By Evan M. Vittor, Crimson Staff Writer

When some Harvard students heard about Mel Gibson’s most recent film, they joined the growing controversy surrounding it with heated words in House dining halls or over open e-mail lists. But Gibson’s contentious The Passion of the Christ has inspired Elizabeth A. Goldhirsh, a 25 year-old student at the Divinity School, to put her money where the mouths were, offering $100,000 of her own trust fund as prize money in a new theological essay contest.

Goldhirsh says she decided to start the contest this past spring to bridge religious gaps, funding it with money she inherited from her father, who died last summer from a brain tumor.

“I saw what was happening in the weeks leading up to the release of The Passion of the Christ,” Goldhirsh says. “There were a lot of points of common ground between Judaism and Christianity that I thought people were really ignoring.”

The contest, which seeks essays on topics relating to the parallels between the two religions, offers questions in three general areas—faith and Bible, history, and current events. Goldhirsh founded the contest in conjuction with her new initiative, Reaching Common Ground.

Her father, Bernard Goldhirsh, made his fortune after founding Inc. magazine, which he sold for an estimated $200 million in 2000.

Goldhirsh’s mother also died of cancer five years ago. She says that she has derived much of her inspiration for Reaching Common Ground from the memory of her parents.

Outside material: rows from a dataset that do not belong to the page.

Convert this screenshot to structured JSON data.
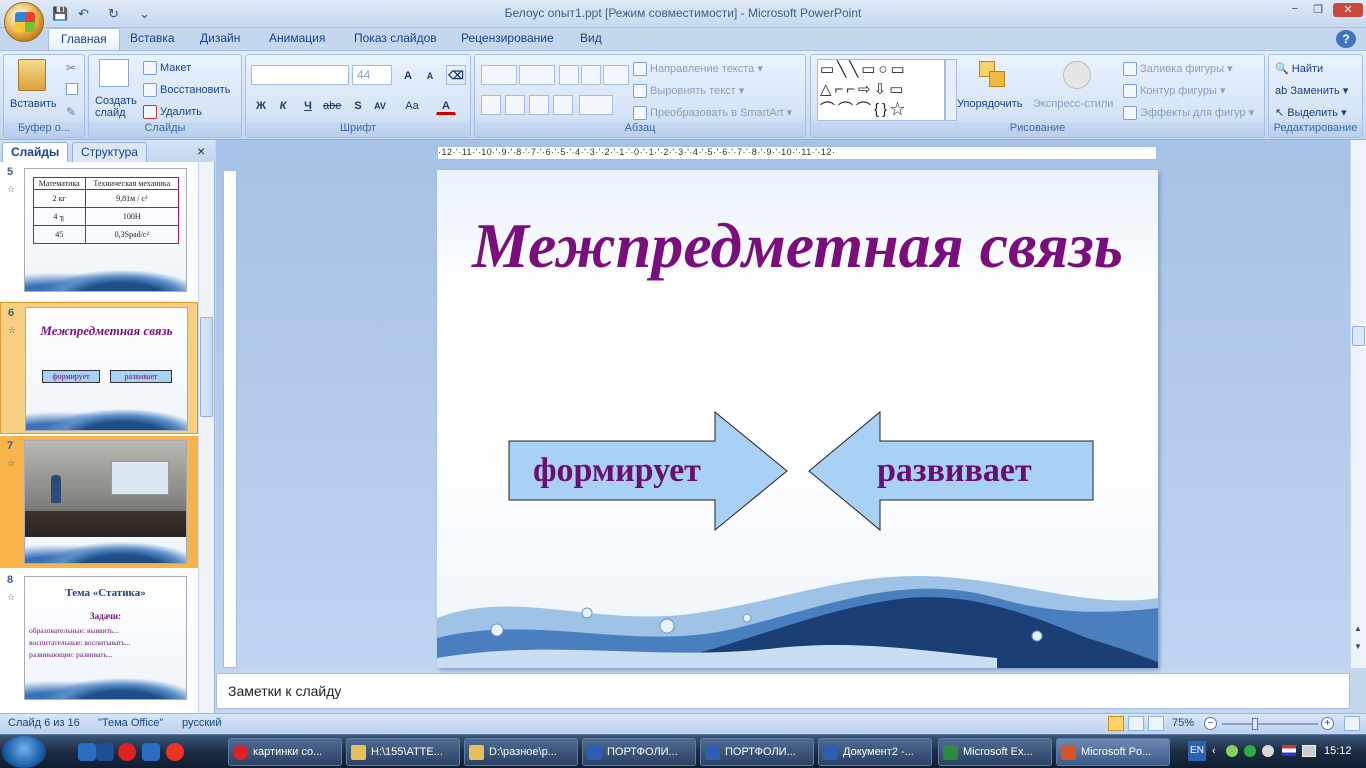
{
  "window": {
    "title": "Белоус опыт1.ppt [Режим совместимости] - Microsoft PowerPoint",
    "controls": {
      "minimize": "−",
      "maximize": "❐",
      "close": "✕"
    }
  },
  "quick_access": {
    "save": "💾",
    "undo": "↶",
    "redo": "↻",
    "customize": "⌄"
  },
  "tabs": [
    "Главная",
    "Вставка",
    "Дизайн",
    "Анимация",
    "Показ слайдов",
    "Рецензирование",
    "Вид"
  ],
  "active_tab": "Главная",
  "help": "?",
  "ribbon": {
    "clipboard": {
      "label": "Буфер о...",
      "paste": "Вставить"
    },
    "slides": {
      "label": "Слайды",
      "new_slide": "Создать слайд",
      "layout": "Макет",
      "reset": "Восстановить",
      "delete": "Удалить"
    },
    "font": {
      "label": "Шрифт",
      "font_name": "",
      "font_size": "44",
      "bold": "Ж",
      "italic": "К",
      "underline": "Ч",
      "strike": "abe",
      "shadow": "S",
      "spacing": "AV",
      "case": "Aa",
      "color": "A",
      "grow": "A",
      "shrink": "A"
    },
    "paragraph": {
      "label": "Абзац",
      "text_direction": "Направление текста",
      "align_text": "Выровнять текст",
      "smartart": "Преобразовать в SmartArt"
    },
    "drawing": {
      "label": "Рисование",
      "arrange": "Упорядочить",
      "quick_styles": "Экспресс-стили",
      "fill": "Заливка фигуры",
      "outline": "Контур фигуры",
      "effects": "Эффекты для фигур"
    },
    "editing": {
      "label": "Редактирование",
      "find": "Найти",
      "replace": "Заменить",
      "select": "Выделить"
    }
  },
  "left_panel": {
    "tab_slides": "Слайды",
    "tab_outline": "Структура",
    "close": "×",
    "slides": [
      {
        "number": "5",
        "table_headers": [
          "Математика",
          "Техническая механика"
        ],
        "rows": [
          [
            "2 кг",
            "9,81м / с²"
          ],
          [
            "4 ╖",
            "100Н"
          ],
          [
            "45",
            "0,3Spad/c²"
          ]
        ]
      },
      {
        "number": "6",
        "title": "Межпредметная связь",
        "left": "формирует",
        "right": "развивает"
      },
      {
        "number": "7",
        "caption": ""
      },
      {
        "number": "8",
        "title": "Тема «Статика»",
        "subtitle": "Задачи:",
        "lines": [
          "образовательные: выявить...",
          "воспитательные: воспитывать...",
          "развивающие: развивать..."
        ]
      }
    ]
  },
  "ruler": {
    "horizontal": "·12·'·11·'·10·'·9·'·8·'·7·'·6·'·5·'·4·'·3·'·2·'·1·'·0·'·1·'·2·'·3·'·4·'·5·'·6·'·7·'·8·'·9·'·10·'·11·'·12·"
  },
  "slide": {
    "title": "Межпредметная связь",
    "left_arrow_text": "формирует",
    "right_arrow_text": "развивает"
  },
  "notes_placeholder": "Заметки к слайду",
  "status": {
    "slide_info": "Слайд 6 из 16",
    "theme": "\"Тема Office\"",
    "language": "русский",
    "zoom": "75%"
  },
  "taskbar": {
    "tasks": [
      "картинки со...",
      "H:\\155\\АТТЕ...",
      "D:\\разное\\р...",
      "ПОРТФОЛИ...",
      "ПОРТФОЛИ...",
      "Документ2 -...",
      "Microsoft Ex...",
      "Microsoft Po..."
    ],
    "language": "EN",
    "time": "15:12"
  }
}
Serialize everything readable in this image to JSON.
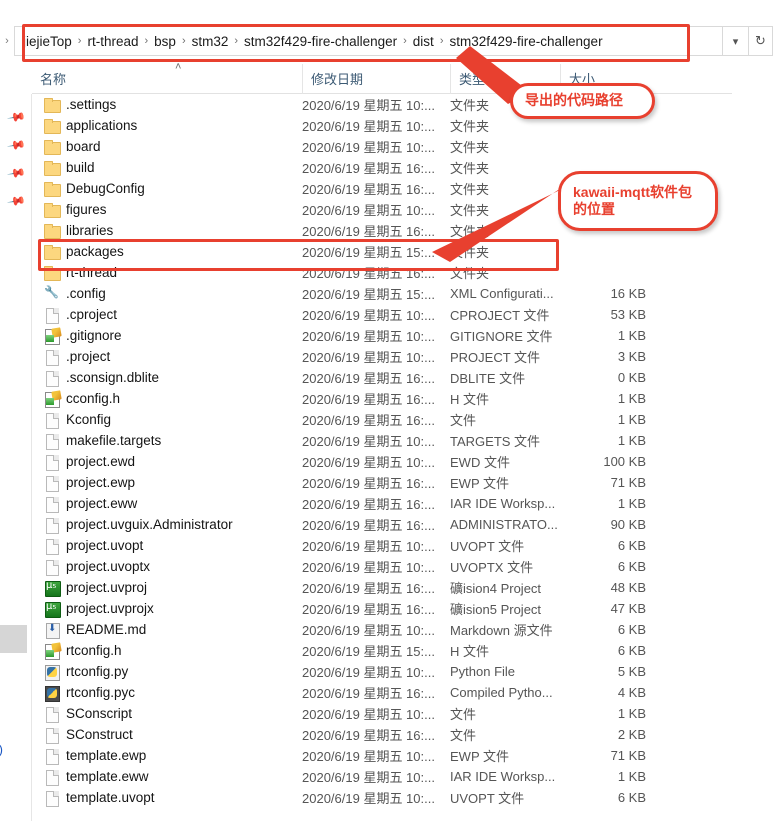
{
  "window": {
    "title": "stm32f429-fire-challenger"
  },
  "address_bar": {
    "back_chevron": "chevron-right",
    "crumbs": [
      "jiejieTop",
      "rt-thread",
      "bsp",
      "stm32",
      "stm32f429-fire-challenger",
      "dist",
      "stm32f429-fire-challenger"
    ],
    "separator": "›",
    "dropdown_icon": "chevron-down-icon",
    "refresh_icon": "refresh-icon"
  },
  "columns": {
    "name": "名称",
    "date": "修改日期",
    "type": "类型",
    "size": "大小",
    "sort_caret": "˄"
  },
  "nav_pane": {
    "pin_icon": "pin-icon",
    "pin_count": 4
  },
  "files": [
    {
      "name": ".settings",
      "icon": "folder",
      "date": "2020/6/19 星期五 10:...",
      "type": "文件夹",
      "size": ""
    },
    {
      "name": "applications",
      "icon": "folder",
      "date": "2020/6/19 星期五 10:...",
      "type": "文件夹",
      "size": ""
    },
    {
      "name": "board",
      "icon": "folder",
      "date": "2020/6/19 星期五 10:...",
      "type": "文件夹",
      "size": ""
    },
    {
      "name": "build",
      "icon": "folder",
      "date": "2020/6/19 星期五 16:...",
      "type": "文件夹",
      "size": ""
    },
    {
      "name": "DebugConfig",
      "icon": "folder",
      "date": "2020/6/19 星期五 16:...",
      "type": "文件夹",
      "size": ""
    },
    {
      "name": "figures",
      "icon": "folder",
      "date": "2020/6/19 星期五 10:...",
      "type": "文件夹",
      "size": ""
    },
    {
      "name": "libraries",
      "icon": "folder",
      "date": "2020/6/19 星期五 16:...",
      "type": "文件夹",
      "size": ""
    },
    {
      "name": "packages",
      "icon": "folder",
      "date": "2020/6/19 星期五 15:...",
      "type": "文件夹",
      "size": ""
    },
    {
      "name": "rt-thread",
      "icon": "folder",
      "date": "2020/6/19 星期五 16:...",
      "type": "文件夹",
      "size": ""
    },
    {
      "name": ".config",
      "icon": "config",
      "date": "2020/6/19 星期五 15:...",
      "type": "XML Configurati...",
      "size": "16 KB"
    },
    {
      "name": ".cproject",
      "icon": "file",
      "date": "2020/6/19 星期五 10:...",
      "type": "CPROJECT 文件",
      "size": "53 KB"
    },
    {
      "name": ".gitignore",
      "icon": "text",
      "date": "2020/6/19 星期五 10:...",
      "type": "GITIGNORE 文件",
      "size": "1 KB"
    },
    {
      "name": ".project",
      "icon": "file",
      "date": "2020/6/19 星期五 10:...",
      "type": "PROJECT 文件",
      "size": "3 KB"
    },
    {
      "name": ".sconsign.dblite",
      "icon": "file",
      "date": "2020/6/19 星期五 16:...",
      "type": "DBLITE 文件",
      "size": "0 KB"
    },
    {
      "name": "cconfig.h",
      "icon": "text",
      "date": "2020/6/19 星期五 16:...",
      "type": "H 文件",
      "size": "1 KB"
    },
    {
      "name": "Kconfig",
      "icon": "file",
      "date": "2020/6/19 星期五 16:...",
      "type": "文件",
      "size": "1 KB"
    },
    {
      "name": "makefile.targets",
      "icon": "file",
      "date": "2020/6/19 星期五 10:...",
      "type": "TARGETS 文件",
      "size": "1 KB"
    },
    {
      "name": "project.ewd",
      "icon": "file",
      "date": "2020/6/19 星期五 10:...",
      "type": "EWD 文件",
      "size": "100 KB"
    },
    {
      "name": "project.ewp",
      "icon": "file",
      "date": "2020/6/19 星期五 16:...",
      "type": "EWP 文件",
      "size": "71 KB"
    },
    {
      "name": "project.eww",
      "icon": "file",
      "date": "2020/6/19 星期五 16:...",
      "type": "IAR IDE Worksp...",
      "size": "1 KB"
    },
    {
      "name": "project.uvguix.Administrator",
      "icon": "file",
      "date": "2020/6/19 星期五 16:...",
      "type": "ADMINISTRATO...",
      "size": "90 KB"
    },
    {
      "name": "project.uvopt",
      "icon": "file",
      "date": "2020/6/19 星期五 10:...",
      "type": "UVOPT 文件",
      "size": "6 KB"
    },
    {
      "name": "project.uvoptx",
      "icon": "file",
      "date": "2020/6/19 星期五 10:...",
      "type": "UVOPTX 文件",
      "size": "6 KB"
    },
    {
      "name": "project.uvproj",
      "icon": "uv",
      "date": "2020/6/19 星期五 16:...",
      "type": "礦ision4 Project",
      "size": "48 KB"
    },
    {
      "name": "project.uvprojx",
      "icon": "uv",
      "date": "2020/6/19 星期五 16:...",
      "type": "礦ision5 Project",
      "size": "47 KB"
    },
    {
      "name": "README.md",
      "icon": "md",
      "date": "2020/6/19 星期五 10:...",
      "type": "Markdown 源文件",
      "size": "6 KB"
    },
    {
      "name": "rtconfig.h",
      "icon": "text",
      "date": "2020/6/19 星期五 15:...",
      "type": "H 文件",
      "size": "6 KB"
    },
    {
      "name": "rtconfig.py",
      "icon": "py",
      "date": "2020/6/19 星期五 10:...",
      "type": "Python File",
      "size": "5 KB"
    },
    {
      "name": "rtconfig.pyc",
      "icon": "pyc",
      "date": "2020/6/19 星期五 16:...",
      "type": "Compiled Pytho...",
      "size": "4 KB"
    },
    {
      "name": "SConscript",
      "icon": "file",
      "date": "2020/6/19 星期五 10:...",
      "type": "文件",
      "size": "1 KB"
    },
    {
      "name": "SConstruct",
      "icon": "file",
      "date": "2020/6/19 星期五 16:...",
      "type": "文件",
      "size": "2 KB"
    },
    {
      "name": "template.ewp",
      "icon": "file",
      "date": "2020/6/19 星期五 10:...",
      "type": "EWP 文件",
      "size": "71 KB"
    },
    {
      "name": "template.eww",
      "icon": "file",
      "date": "2020/6/19 星期五 10:...",
      "type": "IAR IDE Worksp...",
      "size": "1 KB"
    },
    {
      "name": "template.uvopt",
      "icon": "file",
      "date": "2020/6/19 星期五 10:...",
      "type": "UVOPT 文件",
      "size": "6 KB"
    }
  ],
  "annotations": {
    "accent_color": "#e8402f",
    "path_callout": {
      "text": "导出的代码路径"
    },
    "packages_callout": {
      "line1": "kawaii-mqtt软件包",
      "line2": "的位置"
    }
  }
}
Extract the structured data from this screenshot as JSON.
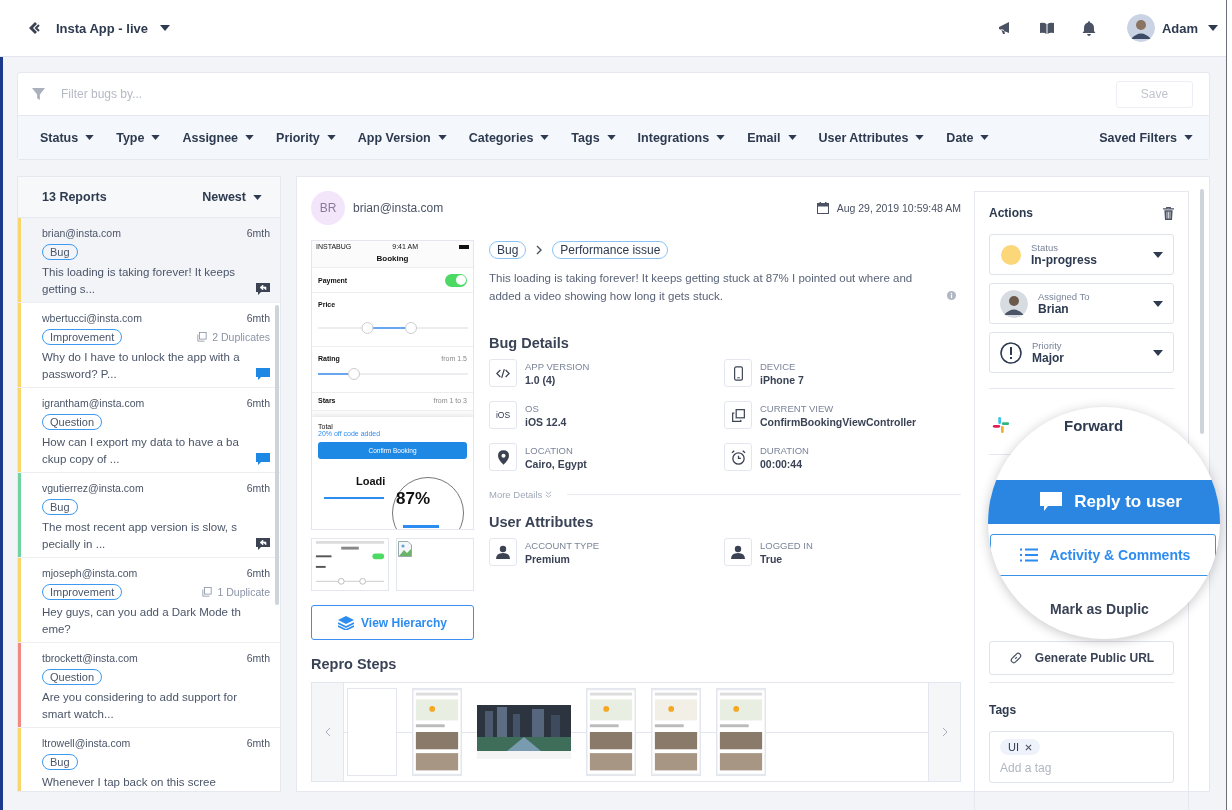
{
  "header": {
    "app_name": "Insta App - live",
    "user": "Adam"
  },
  "filter": {
    "placeholder": "Filter bugs by...",
    "save": "Save",
    "chips": [
      "Status",
      "Type",
      "Assignee",
      "Priority",
      "App Version",
      "Categories",
      "Tags",
      "Integrations",
      "Email",
      "User Attributes",
      "Date"
    ],
    "saved_filters": "Saved Filters"
  },
  "reports": {
    "count": "13 Reports",
    "sort": "Newest",
    "items": [
      {
        "email": "brian@insta.com",
        "time": "6mth",
        "category": "Bug",
        "text": "This loading is taking forever! It keeps getting s...",
        "selected": true,
        "color": "#f9d56e",
        "kind": "replied"
      },
      {
        "email": "wbertucci@insta.com",
        "time": "6mth",
        "category": "Improvement",
        "duplicates": "2 Duplicates",
        "text": "Why do I have to unlock the app with a password? P...",
        "selected": false,
        "color": "#f9d56e",
        "kind": "message"
      },
      {
        "email": "igrantham@insta.com",
        "time": "6mth",
        "category": "Question",
        "text": "How can I export my data to have a backup copy of ...",
        "selected": false,
        "color": "#f9d56e",
        "kind": "message"
      },
      {
        "email": "vgutierrez@insta.com",
        "time": "6mth",
        "category": "Bug",
        "text": "The most recent app version is slow, specially in ...",
        "selected": false,
        "color": "#6fd3a0",
        "kind": "replied"
      },
      {
        "email": "mjoseph@insta.com",
        "time": "6mth",
        "category": "Improvement",
        "duplicates": "1 Duplicate",
        "text": "Hey guys, can you add a Dark Mode theme?",
        "selected": false,
        "color": "#f9d56e",
        "kind": "plain"
      },
      {
        "email": "tbrockett@insta.com",
        "time": "6mth",
        "category": "Question",
        "text": "Are you considering to add support for smart watch...",
        "selected": false,
        "color": "#f08a80",
        "kind": "plain"
      },
      {
        "email": "ltrowell@insta.com",
        "time": "6mth",
        "category": "Bug",
        "text": "Whenever I tap back on this scree",
        "selected": false,
        "color": "#f9d56e",
        "kind": "plain"
      }
    ]
  },
  "report": {
    "initials": "BR",
    "email": "brian@insta.com",
    "date": "Aug 29, 2019 10:59:48 AM",
    "category": "Bug",
    "subcategory": "Performance issue",
    "description": "This loading is taking forever! It keeps getting stuck at 87% I pointed out where and added a video showing how long it gets stuck.",
    "screenshot": {
      "carrier": "INSTABUG",
      "time": "9:41 AM",
      "title": "Booking",
      "payment": "Payment",
      "payment_on": true,
      "price": "Price",
      "price_slider": [
        {
          "level": 0.33
        },
        {
          "level": 0.62
        }
      ],
      "rating": "Rating",
      "rating_slider": {
        "level": 0.24
      },
      "rating_hint": "from 1.5",
      "stars": "Stars",
      "stars_hint": "from 1 to 3",
      "total": "Total",
      "discount": "20% off code added",
      "confirm": "Confirm Booking",
      "loading": "Loadi",
      "percent": "87%"
    },
    "view_hierarchy": "View Hierarchy",
    "bug_details_title": "Bug Details",
    "bug_details": [
      {
        "label": "APP VERSION",
        "value": "1.0 (4)",
        "kind": "code"
      },
      {
        "label": "DEVICE",
        "value": "iPhone 7",
        "kind": "device"
      },
      {
        "label": "OS",
        "value": "iOS 12.4",
        "kind": "os",
        "icon_text": "iOS"
      },
      {
        "label": "CURRENT VIEW",
        "value": "ConfirmBookingViewController",
        "kind": "view"
      },
      {
        "label": "LOCATION",
        "value": "Cairo, Egypt",
        "kind": "location"
      },
      {
        "label": "DURATION",
        "value": "00:00:44",
        "kind": "duration"
      }
    ],
    "more_details": "More Details",
    "user_attributes_title": "User Attributes",
    "user_attributes": [
      {
        "label": "ACCOUNT TYPE",
        "value": "Premium"
      },
      {
        "label": "LOGGED IN",
        "value": "True"
      }
    ],
    "repro_title": "Repro Steps",
    "repro_steps": [
      {
        "kind": "blank"
      },
      {
        "kind": "screen"
      },
      {
        "kind": "wide"
      },
      {
        "kind": "screen"
      },
      {
        "kind": "screen"
      },
      {
        "kind": "screen"
      }
    ]
  },
  "actions": {
    "title": "Actions",
    "dropdowns": [
      {
        "label": "Status",
        "value": "In-progress",
        "kind": "status",
        "color": "#fcd77a"
      },
      {
        "label": "Assigned To",
        "value": "Brian",
        "kind": "person"
      },
      {
        "label": "Priority",
        "value": "Major",
        "kind": "priority"
      }
    ],
    "forward": "Forward",
    "reply": "Reply to user",
    "activity": "Activity & Comments",
    "duplicate": "Mark as Duplic",
    "public_url": "Generate Public URL"
  },
  "tags": {
    "title": "Tags",
    "items": [
      "UI"
    ],
    "placeholder": "Add a tag"
  }
}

“I felt that one of the main lessons that I learned from my father was to follow your passion and one of the main things that I learned from my mother was that in the end love is all that matters,” Goldhirsh says. “I thought that they would have really wanted me to do something in response to all of the debate over The Passion.”

Goldhirsh also says that the death of both of her parents at a relatively young age made her realize the immediacy in ending religious conflict.

“You really see how short life is,” Goldhirsh says. “My mom died when she was 51 and I am 25, so you don’t know much time you have and it is important to bring people together.”

Goldhirsh, who is Jewish, says that while she is not highly observant, she does identify closely with the cultural aspects of the religion.

“In my mind knowing about the heritage is just as important as the religion,” Goldhirsh says.

The contest is open to students of all religious backgrounds who are 16 to 22 year of age and legal residents of the United States. The grand prize winner will receive $25,000 in cash prize.

Goldhirsh founded Reaching Common Ground in partnership with The Institute for Christian and Jewish Studies (ICJS), a non-profit organization that focuses on increasing interfaith understanding.

The essays will be judged by experts from the ICJS on their ability to accurately represent multiple points of view, range and depth of knowledge, creativity and literary merit.

The contest, which opened on April 16—just after Easter and Passover—will conclude on July 30 when final submissions are due.

Of the 27 total winners, 12 will be selected as ICJS fellows and will attend a two-day seminar next year.

According to Goldhirsh the response to the contest so far has been excellent.

“We have had a great response,” Goldhirsh says. “I think we have had over 500 essays submitted, and we have had a lot of media attention.”

Goldhirsh says that she hopes to make the contest an annual event, and hopefully expand it to include other religions in the essay topics.

She says that she is currently studying Arabic at Harvard Summer School and hopes to incorporate Islam into the contest next year.

“I know a lot more about Christianity and Judaism than I do about Islam so it will be a learning experience,” Goldhirsh says. “It is definitely going to be a challenge, but it is something I am really excited about.”

Goldhirsh also says that she hopes to expand the scope of Reaching Common Ground as an organization and possibly pursue projects in the Middle East.

“There are so many ways to find common ground even when it seems like there are so many differences,” Goldhirsh says.